Cucalorus 22 green lights on Wednesday, and spotlights nearly 200 independent and international films. Recognized by MovieMaker magazine as “One of the Coolest Film Festivals in the World” for the past three years, its success didn’t happen overnight. Executive director Dan Brawley has spent 17 years leading the fest, and working through its transformation. “So many things have changed over time but only in small steps,” he notes.

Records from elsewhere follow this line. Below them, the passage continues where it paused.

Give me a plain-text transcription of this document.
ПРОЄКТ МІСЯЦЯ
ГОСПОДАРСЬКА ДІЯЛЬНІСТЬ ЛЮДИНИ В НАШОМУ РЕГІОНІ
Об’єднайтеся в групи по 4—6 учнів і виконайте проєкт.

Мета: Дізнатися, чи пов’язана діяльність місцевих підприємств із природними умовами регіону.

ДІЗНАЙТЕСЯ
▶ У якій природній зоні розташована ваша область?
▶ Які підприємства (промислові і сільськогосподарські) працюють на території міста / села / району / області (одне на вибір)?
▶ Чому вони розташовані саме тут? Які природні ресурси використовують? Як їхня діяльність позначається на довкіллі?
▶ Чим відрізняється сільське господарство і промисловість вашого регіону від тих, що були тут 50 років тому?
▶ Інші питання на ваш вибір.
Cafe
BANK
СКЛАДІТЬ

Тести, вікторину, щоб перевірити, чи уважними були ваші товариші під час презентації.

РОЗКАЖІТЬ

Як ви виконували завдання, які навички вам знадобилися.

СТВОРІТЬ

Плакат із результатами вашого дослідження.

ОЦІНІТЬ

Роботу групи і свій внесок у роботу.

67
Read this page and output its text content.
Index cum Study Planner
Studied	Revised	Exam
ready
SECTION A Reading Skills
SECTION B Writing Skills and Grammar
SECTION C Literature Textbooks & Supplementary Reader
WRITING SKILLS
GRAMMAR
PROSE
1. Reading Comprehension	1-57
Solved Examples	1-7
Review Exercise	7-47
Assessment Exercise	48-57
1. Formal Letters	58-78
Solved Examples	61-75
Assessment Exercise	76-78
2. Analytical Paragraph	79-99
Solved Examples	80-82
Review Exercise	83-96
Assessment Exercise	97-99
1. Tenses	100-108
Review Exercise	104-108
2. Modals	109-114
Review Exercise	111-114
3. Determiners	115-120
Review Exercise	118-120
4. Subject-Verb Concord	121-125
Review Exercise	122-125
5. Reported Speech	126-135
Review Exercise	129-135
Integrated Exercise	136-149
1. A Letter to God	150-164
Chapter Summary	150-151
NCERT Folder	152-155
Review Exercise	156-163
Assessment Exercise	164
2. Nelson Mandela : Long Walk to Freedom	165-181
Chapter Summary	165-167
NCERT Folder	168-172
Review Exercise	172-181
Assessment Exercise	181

A film-festival hybrid, featuring theatre, music, dance, and such, last year Cucalorus added a business film fair called CONNECT, presented by UNCW Center for Innovation and Entrepreneurship and tekMountain (see page 7). This year its bringing with it Cucalorus Comedy Takeover. Dead Crow Comedy’s traditional open-mic night, featuring local and amateur comics, begins the takeover on Thursday, Nov. 10. Two evening shows on Friday, Nov. 11 and Saturday, Nov. 12, include a lineup of Wilmington’s own Johnny Gray and Cordero Wilson, as well as out-of-towners Ashley Slater and Kevin Yee. Gray, Wilson, Slater, and Yee also will be the primary hosts who introduce the festival films around town at various venues. Yee, an ex-Broadway chorus boy, opens for headliner Annie Lederman on Friday and Saturday night respectively, at 7 p.m. and 9:30 p.m. He can’t wait to return to Wilmington. “North Carolina loves me,” Yee says. “But don’t quote me on that.”

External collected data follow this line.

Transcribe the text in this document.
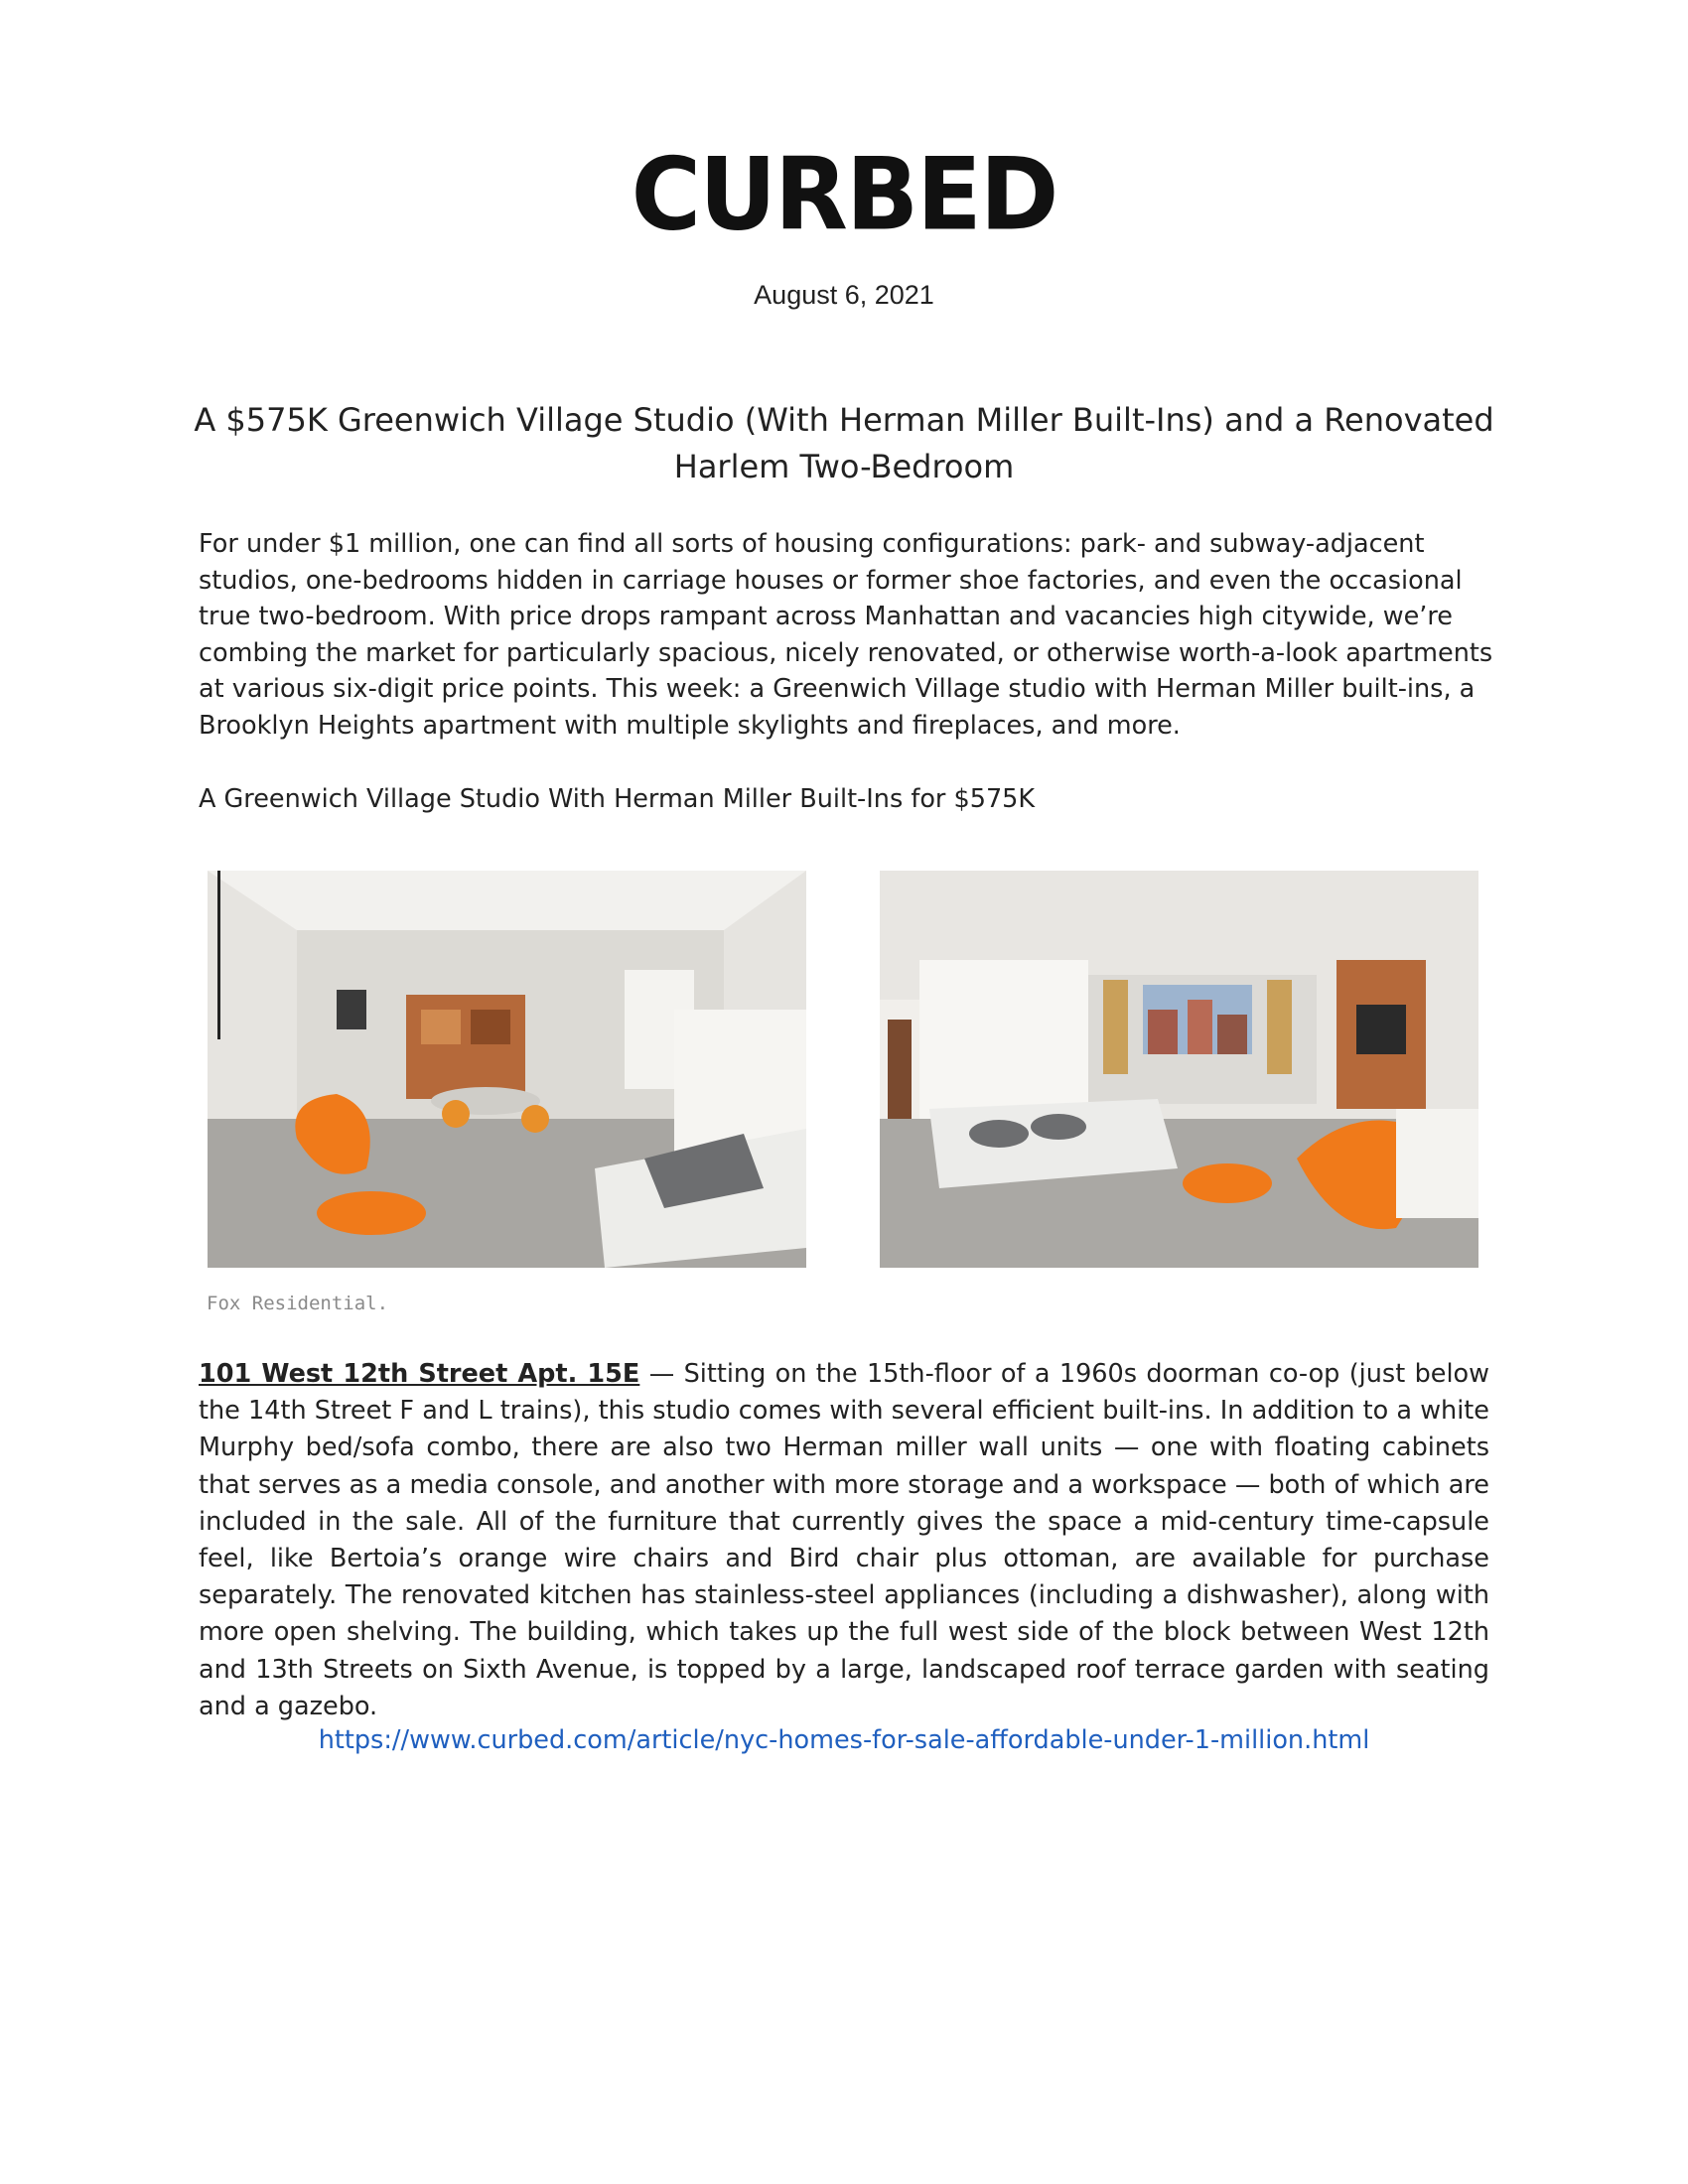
CURBED
August 6, 2021
A $575K Greenwich Village Studio (With Herman Miller Built-Ins) and a Renovated Harlem Two-Bedroom
For under $1 million, one can find all sorts of housing configurations: park- and subway-adjacent studios, one-bedrooms hidden in carriage houses or former shoe factories, and even the occasional true two-bedroom. With price drops rampant across Manhattan and vacancies high citywide, we’re combing the market for particularly spacious, nicely renovated, or otherwise worth-a-look apartments at various six-digit price points. This week: a Greenwich Village studio with Herman Miller built-ins, a Brooklyn Heights apartment with multiple skylights and fireplaces, and more.
A Greenwich Village Studio With Herman Miller Built-Ins for $575K
Fox Residential.
101 West 12th Street Apt. 15E — Sitting on the 15th-floor of a 1960s doorman co-op (just below the 14th Street F and L trains), this studio comes with several efficient built-ins. In addition to a white Murphy bed/sofa combo, there are also two Herman miller wall units — one with floating cabinets that serves as a media console, and another with more storage and a workspace — both of which are included in the sale. All of the furniture that currently gives the space a mid-century time-capsule feel, like Bertoia’s orange wire chairs and Bird chair plus ottoman, are available for purchase separately. The renovated kitchen has stainless-steel appliances (including a dishwasher), along with more open shelving. The building, which takes up the full west side of the block between West 12th and 13th Streets on Sixth Avenue, is topped by a large, landscaped roof terrace garden with seating and a gazebo.
https://www.curbed.com/article/nyc-homes-for-sale-affordable-under-1-million.html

Yee made the transition to comedy after being continually typecast in roles like the best friend, or the take-out guy, or Asian guy #5. “I thought those lines were my only possibility to have a voice,” Yee admits. After selling his NYC apartment and moving to LA, he combined his innate sense of humor with the only other thing he knew: music. But a certain marginalization comes with being a comedian who implements music into a routine. Critics often think of songs as an act, a gimmick or a cheap trick. This isn’t the case for Yee; music is his life. The Vancouver native—a gay, Asian comedian—is no stranger to being a minority, and he still refuses to think of himself as such. “Stand-up is people telling stories in their own way,” he clarifies. “I’m up there doing the same, just trying to prove that I exist.”
Annie Lederman’s badassery fuels her routine. While in a school for juvenile delinquents, she would sneak into the city to buy weed during lunch. Later, she’d end up devouring Cool Ranch Doritos from the vending machines. Appearing in “Girl Code,” “Chelsea Lately” and Comedy Central’s “@midnight,” Lederman’s comedic rise began interpersonally.

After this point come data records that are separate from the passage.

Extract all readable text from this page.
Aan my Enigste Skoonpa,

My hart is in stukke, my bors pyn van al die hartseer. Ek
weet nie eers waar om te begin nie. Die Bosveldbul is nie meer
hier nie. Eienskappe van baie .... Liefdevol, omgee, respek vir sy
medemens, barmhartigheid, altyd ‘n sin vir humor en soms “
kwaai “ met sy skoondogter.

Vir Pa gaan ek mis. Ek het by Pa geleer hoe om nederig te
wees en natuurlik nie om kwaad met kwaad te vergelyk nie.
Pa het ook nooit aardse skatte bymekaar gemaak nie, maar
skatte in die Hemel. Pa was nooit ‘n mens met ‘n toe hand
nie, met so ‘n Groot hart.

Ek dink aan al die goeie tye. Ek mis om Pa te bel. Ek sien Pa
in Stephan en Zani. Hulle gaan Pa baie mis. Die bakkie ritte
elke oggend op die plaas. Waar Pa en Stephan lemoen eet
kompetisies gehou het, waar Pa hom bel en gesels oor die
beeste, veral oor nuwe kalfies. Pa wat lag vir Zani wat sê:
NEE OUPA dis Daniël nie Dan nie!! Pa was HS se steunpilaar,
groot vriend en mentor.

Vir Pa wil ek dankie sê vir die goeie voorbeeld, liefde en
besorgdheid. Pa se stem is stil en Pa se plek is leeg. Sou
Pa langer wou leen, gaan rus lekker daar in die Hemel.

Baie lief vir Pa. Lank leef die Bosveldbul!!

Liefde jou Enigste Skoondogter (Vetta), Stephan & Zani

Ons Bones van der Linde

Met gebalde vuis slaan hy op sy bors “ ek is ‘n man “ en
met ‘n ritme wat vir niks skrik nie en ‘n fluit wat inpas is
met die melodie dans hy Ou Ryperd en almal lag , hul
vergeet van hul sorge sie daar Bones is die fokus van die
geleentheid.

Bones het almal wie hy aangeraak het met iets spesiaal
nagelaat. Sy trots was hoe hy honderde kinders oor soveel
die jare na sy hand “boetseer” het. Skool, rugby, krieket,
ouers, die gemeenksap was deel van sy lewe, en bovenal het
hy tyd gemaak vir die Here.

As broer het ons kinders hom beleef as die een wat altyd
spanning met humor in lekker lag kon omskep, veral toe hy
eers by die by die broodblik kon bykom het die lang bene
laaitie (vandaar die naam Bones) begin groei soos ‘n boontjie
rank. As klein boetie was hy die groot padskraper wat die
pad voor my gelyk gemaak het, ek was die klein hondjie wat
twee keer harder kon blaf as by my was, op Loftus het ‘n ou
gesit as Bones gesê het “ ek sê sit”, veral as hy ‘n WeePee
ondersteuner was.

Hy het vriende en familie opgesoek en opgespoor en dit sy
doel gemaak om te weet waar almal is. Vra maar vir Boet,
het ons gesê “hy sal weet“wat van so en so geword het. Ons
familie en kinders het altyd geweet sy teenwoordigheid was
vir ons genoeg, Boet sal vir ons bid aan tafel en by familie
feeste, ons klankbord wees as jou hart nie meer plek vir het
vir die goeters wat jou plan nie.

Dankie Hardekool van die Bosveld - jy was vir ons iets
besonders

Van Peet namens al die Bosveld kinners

“I got crabs in college and thought it was hilarious—I told everyone,” she says. “Then my best friend and I went to Red Lobster to celebrate.”
Somewhere between the free cheesy biscuits and lure of buttery seafood came her epiphany. “My first reaction to embarrassing and sad stuff was to laugh and share,” she explains. Though it’s her first trip to Wilmington, the festival brings with it a sense of nostalgia for Lederman. While in high school, her father would pick her up after class and take her to the movies. They’d only watch critically acclaimed films. The theater, Lederman remembers, always vacant at 5 p.m., gave her the ethereal vibes of a private screening.
Cucalorus never hesitates at the chance to grow. Based off of CONNECT’s success last year, Brawley jumped at another opportunity to include a local business. The addition of Dead Crow—Wilmington’s premier venue for comedy—will only further expand the festival, making the turnout at Cucalorus 22 the largest yet.